Cost analysis — In fermentor system costing, the annual depreciation is typically what percentage range of the installed capital cost?

Difficulty: Easy

Correct Answer: 6–10% of capital cost

Explanation:


Introduction:
Economic evaluation of bioprocess plants requires estimating annualized capital charges, including depreciation. Thumb rules provide reasonable ranges for early-stage feasibility studies where detailed tax and depreciation schedules are not yet set.


Given Data / Assumptions:

  • Installed capital includes vessels, utilities tie-ins, and instrumentation.
  • Straightforward rule-of-thumb budgeting stage.
  • Industry-typical service life and salvage assumptions.


Concept / Approach:
For preliminary estimates, annual depreciation is often approximated as a percentage of installed capital.

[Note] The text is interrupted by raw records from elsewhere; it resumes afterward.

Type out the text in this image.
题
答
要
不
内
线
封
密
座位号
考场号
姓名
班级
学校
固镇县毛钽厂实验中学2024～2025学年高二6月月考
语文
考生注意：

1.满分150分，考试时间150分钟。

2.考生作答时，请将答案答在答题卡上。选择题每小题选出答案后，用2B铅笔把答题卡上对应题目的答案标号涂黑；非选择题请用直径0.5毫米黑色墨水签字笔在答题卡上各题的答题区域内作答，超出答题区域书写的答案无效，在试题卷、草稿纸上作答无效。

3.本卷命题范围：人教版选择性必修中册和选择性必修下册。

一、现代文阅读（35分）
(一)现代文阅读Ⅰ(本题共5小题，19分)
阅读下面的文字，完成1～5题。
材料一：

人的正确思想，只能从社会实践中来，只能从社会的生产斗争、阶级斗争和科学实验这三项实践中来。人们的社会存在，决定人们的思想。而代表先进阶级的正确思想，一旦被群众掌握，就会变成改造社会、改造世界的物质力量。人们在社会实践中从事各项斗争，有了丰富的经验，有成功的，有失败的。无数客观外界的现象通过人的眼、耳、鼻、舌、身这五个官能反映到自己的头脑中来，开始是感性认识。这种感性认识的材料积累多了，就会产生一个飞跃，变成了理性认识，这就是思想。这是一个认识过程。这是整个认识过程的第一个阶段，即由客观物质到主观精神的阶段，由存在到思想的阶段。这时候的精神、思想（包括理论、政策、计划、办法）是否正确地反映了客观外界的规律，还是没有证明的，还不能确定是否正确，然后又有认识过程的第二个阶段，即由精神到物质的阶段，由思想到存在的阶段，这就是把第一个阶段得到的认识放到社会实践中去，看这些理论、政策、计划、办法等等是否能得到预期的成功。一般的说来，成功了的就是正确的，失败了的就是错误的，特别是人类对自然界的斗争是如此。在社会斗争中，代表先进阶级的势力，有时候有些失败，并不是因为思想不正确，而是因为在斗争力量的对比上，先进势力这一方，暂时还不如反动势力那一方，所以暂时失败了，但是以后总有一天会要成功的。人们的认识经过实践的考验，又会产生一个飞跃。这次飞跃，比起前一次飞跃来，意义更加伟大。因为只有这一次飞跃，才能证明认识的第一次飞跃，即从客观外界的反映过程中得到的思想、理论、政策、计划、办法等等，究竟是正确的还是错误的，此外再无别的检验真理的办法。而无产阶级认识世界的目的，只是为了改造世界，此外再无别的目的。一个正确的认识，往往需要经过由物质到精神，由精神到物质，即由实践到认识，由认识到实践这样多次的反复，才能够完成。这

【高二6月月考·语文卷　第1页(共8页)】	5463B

A common range used in bioprocess conceptual design is 6–10 percent, capturing typical asset lifetimes and salvage values before full discounted cash flow models are built.


Step-by-Step Solution:
Identify the commonly cited range from design heuristics.Select the choice that spans expected variability in equipment types and lifetimes: 6–10%.Note that detailed financial models may shift the effective rate.

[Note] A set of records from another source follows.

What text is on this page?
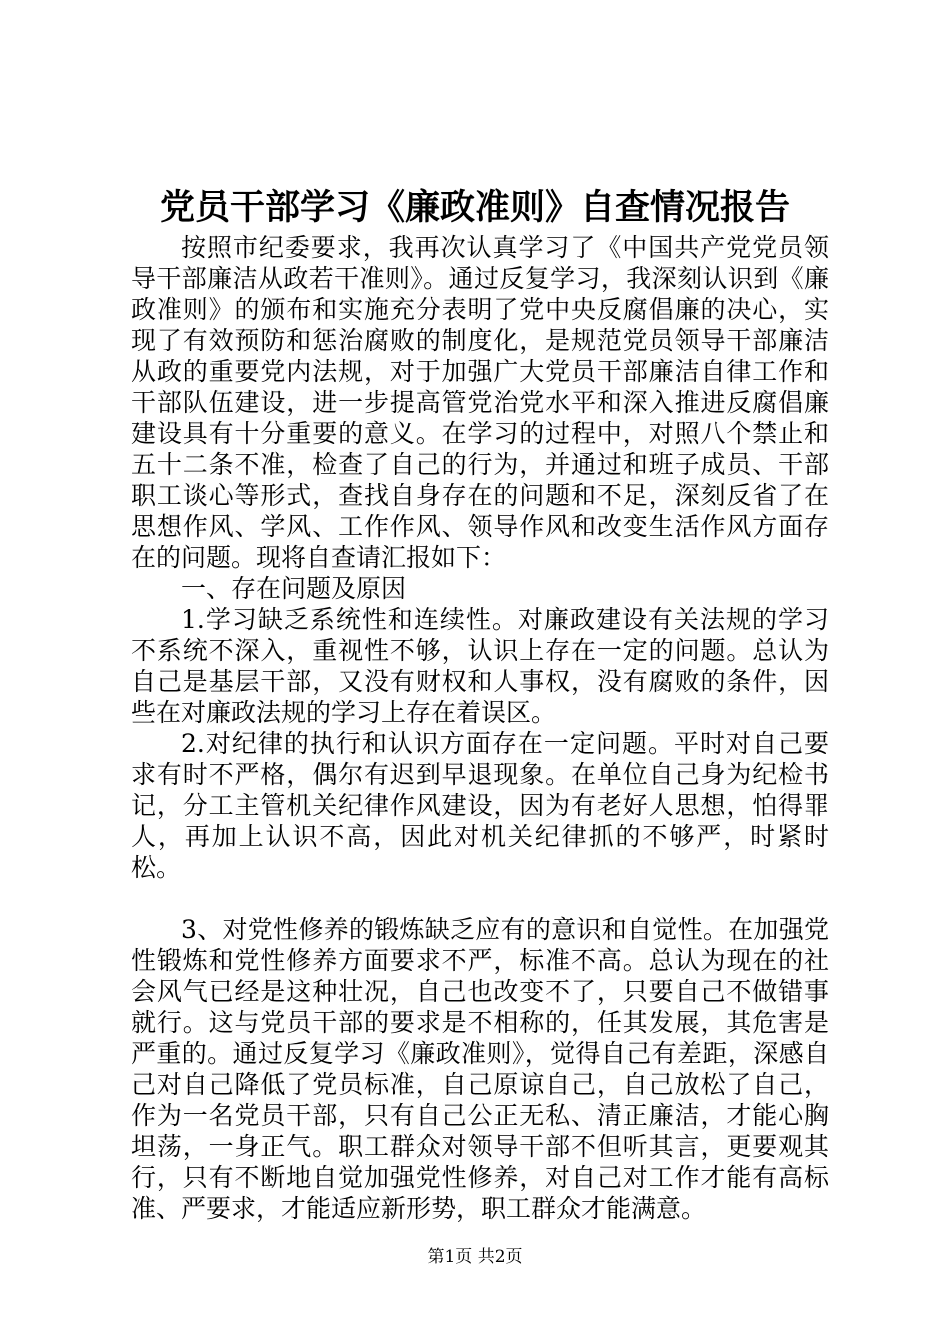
党员干部学习《廉政准则》自查情况报告

按照市纪委要求，我再次认真学习了《中国共产党党员领导干部廉洁从政若干准则》。通过反复学习，我深刻认识到《廉政准则》的颁布和实施充分表明了党中央反腐倡廉的决心，实现了有效预防和惩治腐败的制度化，是规范党员领导干部廉洁从政的重要党内法规，对于加强广大党员干部廉洁自律工作和干部队伍建设，进一步提高管党治党水平和深入推进反腐倡廉建设具有十分重要的意义。在学习的过程中，对照八个禁止和五十二条不准，检查了自己的行为，并通过和班子成员、干部职工谈心等形式，查找自身存在的问题和不足，深刻反省了在思想作风、学风、工作作风、领导作风和改变生活作风方面存在的问题。现将自查请汇报如下：

一、存在问题及原因

1.学习缺乏系统性和连续性。对廉政建设有关法规的学习不系统不深入，重视性不够，认识上存在一定的问题。总认为自己是基层干部，又没有财权和人事权，没有腐败的条件，因些在对廉政法规的学习上存在着误区。

2.对纪律的执行和认识方面存在一定问题。平时对自己要求有时不严格，偶尔有迟到早退现象。在单位自己身为纪检书记，分工主管机关纪律作风建设，因为有老好人思想，怕得罪人，再加上认识不高，因此对机关纪律抓的不够严，时紧时松。

3、对党性修养的锻炼缺乏应有的意识和自觉性。在加强党性锻炼和党性修养方面要求不严，标准不高。总认为现在的社会风气已经是这种壮况，自己也改变不了，只要自己不做错事就行。这与党员干部的要求是不相称的，任其发展，其危害是严重的。通过反复学习《廉政准则》，觉得自己有差距，深感自己对自己降低了党员标准，自己原谅自己，自己放松了自己，作为一名党员干部，只有自己公正无私、清正廉洁，才能心胸坦荡，一身正气。职工群众对领导干部不但听其言，更要观其行，只有不断地自觉加强党性修养，对自己对工作才能有高标准、严要求，才能适应新形势，职工群众才能满意。

第1页 共2页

Verification / Alternative check:
Texts on process design list annual capital charges (including depreciation and interest) often totaling 15–25 percent; the depreciation subcomponent is frequently taken as 6–10 percent for quick estimates.


Why Other Options Are Wrong:

  • Narrower bands like 5–6% or 6–7% may understate typical variability.
  • 8–10% covers the upper slice but omits lower common values.
  • 12–18% is too high for depreciation alone in most bioprocess contexts.


Common Pitfalls:
Confusing depreciation with total capital charge (which may include interest on investment and maintenance); assuming tax code specifics without jurisdictional detail.